Liberal groups fear this could put numerous Obama-era health protections at risk, some of which are already facing challenges in District Courts.

“[Gorsuch] will, unlike Scalia, restrict the ability of agencies to protect our health and safety… and second-guess agency experts,” opined Nan Aron, the president of the Alliance for Justice, a liberal judicial advocacy group. “His decisions favor corporations and special interests at the expense of consumers and workers, and we believe he’ll continue this trend on the Supreme Court.”

But the director of the Heritage Foundation’s Center for Legal and Judicial Studies, John Malcolm, says this interpretation is subjective. “[Gorsuch’s] approach of less deference to agencies would apply during a Democratic administration and Republican administration [alike],” Malcolm said.

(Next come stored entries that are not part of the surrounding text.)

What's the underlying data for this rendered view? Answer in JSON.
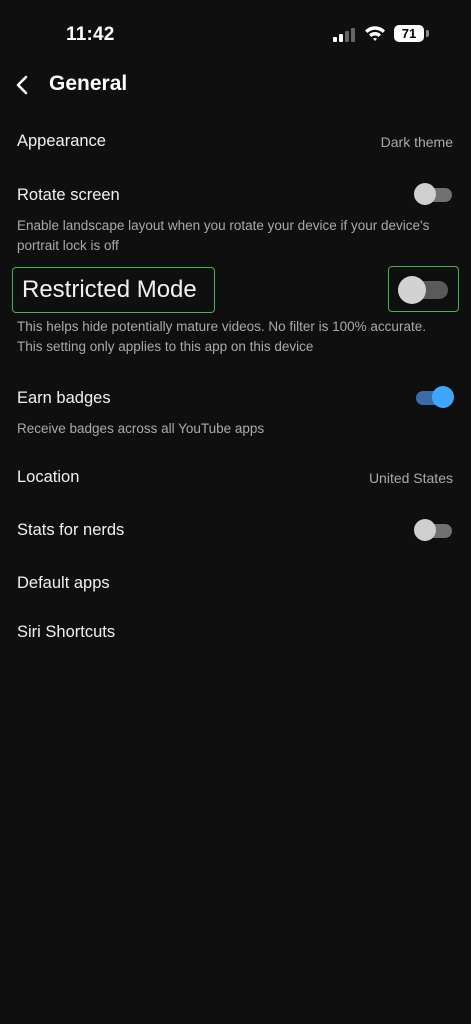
{
  "status_bar": {
    "time": "11:42",
    "battery": "71"
  },
  "header": {
    "title": "General"
  },
  "settings": {
    "appearance": {
      "title": "Appearance",
      "value": "Dark theme"
    },
    "rotate_screen": {
      "title": "Rotate screen",
      "description": "Enable landscape layout when you rotate your device if your device's portrait lock is off",
      "enabled": false
    },
    "restricted_mode": {
      "title": "Restricted Mode",
      "description": "This helps hide potentially mature videos. No filter is 100% accurate. This setting only applies to this app on this device",
      "enabled": false
    },
    "earn_badges": {
      "title": "Earn badges",
      "description": "Receive badges across all YouTube apps",
      "enabled": true
    },
    "location": {
      "title": "Location",
      "value": "United States"
    },
    "stats_for_nerds": {
      "title": "Stats for nerds",
      "enabled": false
    },
    "default_apps": {
      "title": "Default apps"
    },
    "siri_shortcuts": {
      "title": "Siri Shortcuts"
    }
  },
  "colors": {
    "background": "#0f0f0f",
    "accent": "#3ea6ff",
    "highlight": "#4caf50"
  },
  "icons": {
    "back": "chevron-left-icon",
    "signal": "cellular-signal-icon",
    "wifi": "wifi-icon",
    "battery": "battery-icon"
  }
}
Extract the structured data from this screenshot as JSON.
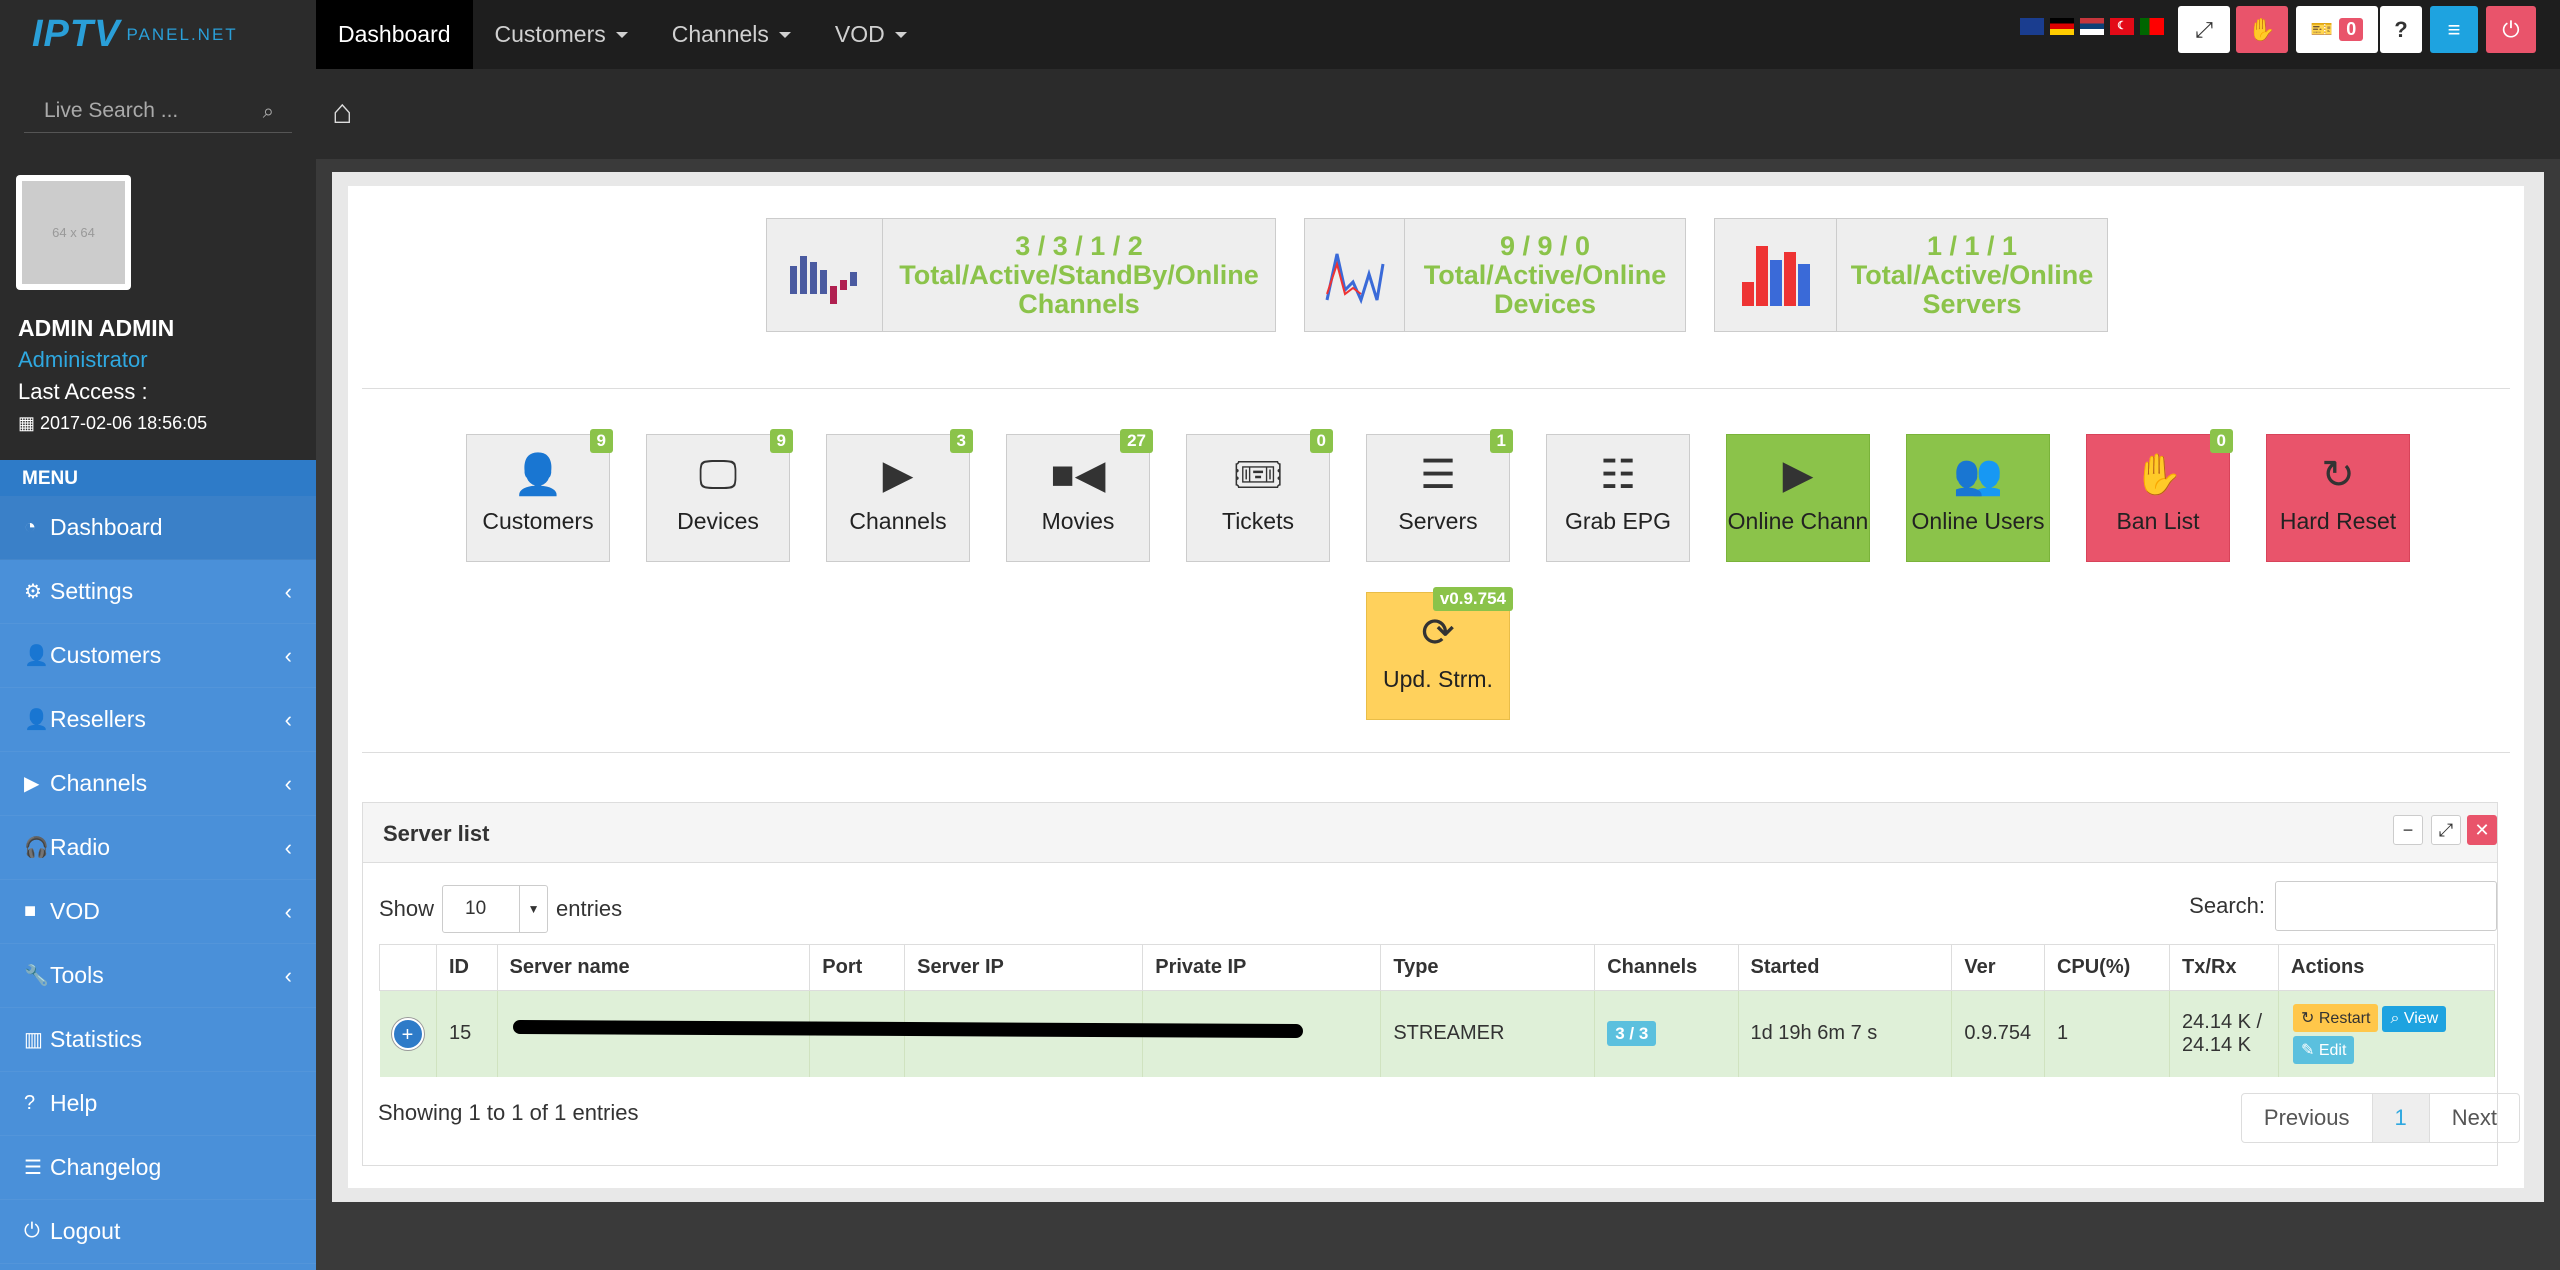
{
  "brand": {
    "logo_main": "IPTV",
    "logo_sub": "PANEL.NET"
  },
  "nav": {
    "items": [
      {
        "label": "Dashboard",
        "active": true
      },
      {
        "label": "Customers"
      },
      {
        "label": "Channels"
      },
      {
        "label": "VOD"
      }
    ]
  },
  "toolbar": {
    "tickets_count": "0",
    "help": "?",
    "flags": [
      "gb-flag",
      "de-flag",
      "rs-flag",
      "tr-flag",
      "pt-flag"
    ],
    "colors": {
      "red": "#e9546b",
      "cyan": "#1ea3e0",
      "green": "#8bc34a"
    }
  },
  "search": {
    "placeholder": "Live Search ..."
  },
  "profile": {
    "avatar_text": "64 x 64",
    "name": "ADMIN ADMIN",
    "role": "Administrator",
    "last_access_label": "Last Access :",
    "last_access": "2017-02-06 18:56:05"
  },
  "menu": {
    "header": "MENU",
    "items": [
      {
        "label": "Dashboard",
        "icon": "dashboard-icon",
        "active": true
      },
      {
        "label": "Settings",
        "icon": "gear-icon",
        "chevron": true
      },
      {
        "label": "Customers",
        "icon": "user-icon",
        "chevron": true
      },
      {
        "label": "Resellers",
        "icon": "user-icon",
        "chevron": true
      },
      {
        "label": "Channels",
        "icon": "play-icon",
        "chevron": true
      },
      {
        "label": "Radio",
        "icon": "headphones-icon",
        "chevron": true
      },
      {
        "label": "VOD",
        "icon": "video-icon",
        "chevron": true
      },
      {
        "label": "Tools",
        "icon": "wrench-icon",
        "chevron": true
      },
      {
        "label": "Statistics",
        "icon": "bar-chart-icon"
      },
      {
        "label": "Help",
        "icon": "question-icon"
      },
      {
        "label": "Changelog",
        "icon": "list-icon"
      },
      {
        "label": "Logout",
        "icon": "power-icon"
      }
    ]
  },
  "stats": [
    {
      "numbers": "3 / 3 / 1 / 2",
      "line1": "Total/Active/StandBy/Online",
      "line2": "Channels"
    },
    {
      "numbers": "9 / 9 / 0",
      "line1": "Total/Active/Online",
      "line2": "Devices"
    },
    {
      "numbers": "1 / 1 / 1",
      "line1": "Total/Active/Online",
      "line2": "Servers"
    }
  ],
  "tiles": [
    {
      "label": "Customers",
      "badge": "9",
      "icon": "user-icon"
    },
    {
      "label": "Devices",
      "badge": "9",
      "icon": "monitor-icon"
    },
    {
      "label": "Channels",
      "badge": "3",
      "icon": "play-icon"
    },
    {
      "label": "Movies",
      "badge": "27",
      "icon": "video-camera-icon"
    },
    {
      "label": "Tickets",
      "badge": "0",
      "icon": "ticket-icon"
    },
    {
      "label": "Servers",
      "badge": "1",
      "icon": "server-icon"
    },
    {
      "label": "Grab EPG",
      "icon": "list-icon"
    },
    {
      "label": "Online Chann",
      "icon": "play-icon"
    },
    {
      "label": "Online Users",
      "icon": "users-icon"
    },
    {
      "label": "Ban List",
      "badge": "0",
      "icon": "hand-icon"
    },
    {
      "label": "Hard Reset",
      "icon": "reload-icon"
    },
    {
      "label": "Upd. Strm.",
      "badge": "v0.9.754",
      "icon": "refresh-icon"
    }
  ],
  "server_list": {
    "title": "Server list",
    "show_label": "Show",
    "entries_value": "10",
    "entries_label": "entries",
    "search_label": "Search:",
    "columns": [
      "ID",
      "Server name",
      "Port",
      "Server IP",
      "Private IP",
      "Type",
      "Channels",
      "Started",
      "Ver",
      "CPU(%)",
      "Tx/Rx",
      "Actions"
    ],
    "rows": [
      {
        "id": "15",
        "type": "STREAMER",
        "channels": "3 / 3",
        "started": "1d 19h 6m 7 s",
        "ver": "0.9.754",
        "cpu": "1",
        "txrx_1": "24.14 K /",
        "txrx_2": "24.14 K",
        "restart": "Restart",
        "view": "View",
        "edit": "Edit"
      }
    ],
    "info": "Showing 1 to 1 of 1 entries",
    "pager": {
      "prev": "Previous",
      "page": "1",
      "next": "Next"
    }
  }
}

“It’s not based on whether he likes the executive branch rulings or not.” Malcolm argues that Gorsuch’s dissent is an argument for separation of powers, saying that it’s the court’s job to give interpretations of laws. “Gorsuch would show no more deference to Trump administration agencies than he would Obama administration agencies,” claims Malcolm.

In addition, as a Supreme Court Justice, Gorsuch would be in a position to potentially invalidate the Chevron deference, setting a precedent and shifting the court to the right of where it currently stands.

Other legal experts said that it’s impossible to say how Gorsuch will rule in such cases. “You can’t really know, even if you read all his circuit opinions, how it will work out once he’s on the court,” insisted Carl Tobias, a law school professor at the University of Richmond.

Tobias says that the kinds of cases heard by Gorsuch’s 10th Circuit Court differ from those heard in the Supreme Court; the latter typically addresses broader Constitutional questions versus narrower case-specific points. “I think that to some extent, justices change when they’re on the [Supreme] Court for good or bad, and it just depends on the issue,” said Tobias.

Tobias notes that Gorsuch is just 49, and will likely serve for decades on the Court. “If he turns out to be conservative, it solidifies the conservative bloc in a way that wouldn’t have happened if you had someone older.”

As far as environmental regulations, the Court has already begun swinging in the direction of not citing the Chevron deference in its decisions. Agencies such as the EPA have begun to rely more on existing judicial statutory interpretation than counting on the Chevron deference when trying to defend regulations in lawsuits.

Congress also has made noises about wanting to put an end to the Chevron deference, perhaps because of the number of liberal heads of government departments under former President Obama and because many agency regulations were established decades ago under Democratic administrations and have not been able to be successfully rolled back since then. For Republicans in Congress, Justice Gorsuch may be able to assist with these efforts.